La vendedora no había terminado de completar su primera idea cuando, al otro lado de la línea, la llamada fue abortada de forma abrupta. Después, el “tiii, tiii, tiii” en el auricular, clara señal de que el interlocutor había colgado (o, como se decía antes, de que “tiró el teléfono”).

¡Cómo costaba que alguien le aceptara la bendita tarjeta de crédito que necesitaba colocar!

En cada una de sus incontables llamadas a potenciales clientes, debía repetir el mismo discurso: primero, preguntaba por el propietario de la línea; lo saludaba cortésmente y, antes de darle tiempo para respirar siquiera, le empezaba a hablar de esta jugosa “oferta plástica”.

“A los que nos dejaban hablar, les teníamos que ofrecer el cielo y la tierra con tal de que nos aceptaran la tarjeta. Yo nunca escuché a nadie mentir sobre los beneficios de lo que estábamos ofreciendo. No le mentíamos al cliente; pero, la verdad, sí era usual que uno le omitiera algunas cosas, como decirle que aunque no usara la tarjeta tenía que pagar mensualidades o anualidad”, reveló una exempleada bancaria que aceptó contar su experiencia siempre y cuando no se publicara su nombre.

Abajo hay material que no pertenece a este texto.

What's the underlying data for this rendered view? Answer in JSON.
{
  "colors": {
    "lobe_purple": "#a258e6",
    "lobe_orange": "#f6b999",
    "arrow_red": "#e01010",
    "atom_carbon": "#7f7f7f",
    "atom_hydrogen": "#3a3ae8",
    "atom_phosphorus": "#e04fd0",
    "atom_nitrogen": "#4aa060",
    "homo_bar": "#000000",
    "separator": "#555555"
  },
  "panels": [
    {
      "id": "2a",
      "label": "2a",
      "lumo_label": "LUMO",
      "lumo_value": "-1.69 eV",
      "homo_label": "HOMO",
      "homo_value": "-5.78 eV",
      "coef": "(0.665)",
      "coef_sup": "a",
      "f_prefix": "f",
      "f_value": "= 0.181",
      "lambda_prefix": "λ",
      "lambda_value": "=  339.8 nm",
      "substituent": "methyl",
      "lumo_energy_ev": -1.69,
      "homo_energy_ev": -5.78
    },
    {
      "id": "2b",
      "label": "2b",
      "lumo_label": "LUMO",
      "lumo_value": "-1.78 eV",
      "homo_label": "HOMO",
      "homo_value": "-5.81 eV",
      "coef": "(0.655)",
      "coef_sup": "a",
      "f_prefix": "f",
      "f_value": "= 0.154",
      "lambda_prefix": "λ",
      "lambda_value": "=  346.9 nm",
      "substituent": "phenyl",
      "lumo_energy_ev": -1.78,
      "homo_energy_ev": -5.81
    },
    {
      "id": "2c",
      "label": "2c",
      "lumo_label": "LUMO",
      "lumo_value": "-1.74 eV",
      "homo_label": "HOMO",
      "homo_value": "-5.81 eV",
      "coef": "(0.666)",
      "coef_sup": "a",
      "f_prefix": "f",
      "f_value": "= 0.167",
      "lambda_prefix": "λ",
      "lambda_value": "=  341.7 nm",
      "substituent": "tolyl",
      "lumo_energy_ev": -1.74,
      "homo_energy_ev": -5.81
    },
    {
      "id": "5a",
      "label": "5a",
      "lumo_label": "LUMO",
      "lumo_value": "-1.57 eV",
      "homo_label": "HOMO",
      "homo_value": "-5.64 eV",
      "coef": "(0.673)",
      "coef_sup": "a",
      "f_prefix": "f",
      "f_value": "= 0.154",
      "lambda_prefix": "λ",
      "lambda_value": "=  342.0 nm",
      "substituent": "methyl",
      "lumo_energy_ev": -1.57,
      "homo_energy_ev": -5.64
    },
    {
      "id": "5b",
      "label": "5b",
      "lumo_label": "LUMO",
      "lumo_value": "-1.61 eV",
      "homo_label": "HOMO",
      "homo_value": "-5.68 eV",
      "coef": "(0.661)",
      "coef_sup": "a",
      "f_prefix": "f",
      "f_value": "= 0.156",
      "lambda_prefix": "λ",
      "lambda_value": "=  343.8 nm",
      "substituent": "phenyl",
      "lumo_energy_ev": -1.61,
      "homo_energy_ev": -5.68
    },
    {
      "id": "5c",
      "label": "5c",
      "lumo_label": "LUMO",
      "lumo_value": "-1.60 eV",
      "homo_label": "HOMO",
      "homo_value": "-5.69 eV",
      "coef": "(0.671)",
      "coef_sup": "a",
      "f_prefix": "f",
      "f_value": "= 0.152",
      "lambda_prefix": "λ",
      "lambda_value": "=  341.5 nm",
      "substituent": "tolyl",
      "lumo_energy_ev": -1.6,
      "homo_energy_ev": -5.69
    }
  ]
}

Aunque ella ya no labora en ninguna entidad financiera local, todavía debe respetar el secreto bancario, que le impide revelar aquella información que se maneja estrictamente a lo interno de la institución donde estuvo contratada.

En sus casi dos años como vendedora de tarjetas, su técnica predilecta para mejorar las posibilidades de éxito en su labor de conquistar clientes era comenzar las llamadas telefónicas diciendo: “Usted fue elegido(a) porque tiene un perfil crediticio muy favorable”. Aquello podía ser una gran mentira (y muchas veces lo era), pero con frecuencia funcionaba, pues hacía que el interlocutor se sintiera puro VIP.

De lunes a viernes, en un horario de 8 a. m. a 6 p. m., tenía que vender siete tarjetas por día y, para lograrlo, debía hacer, como mínimo, un centenar de llamadas diarias.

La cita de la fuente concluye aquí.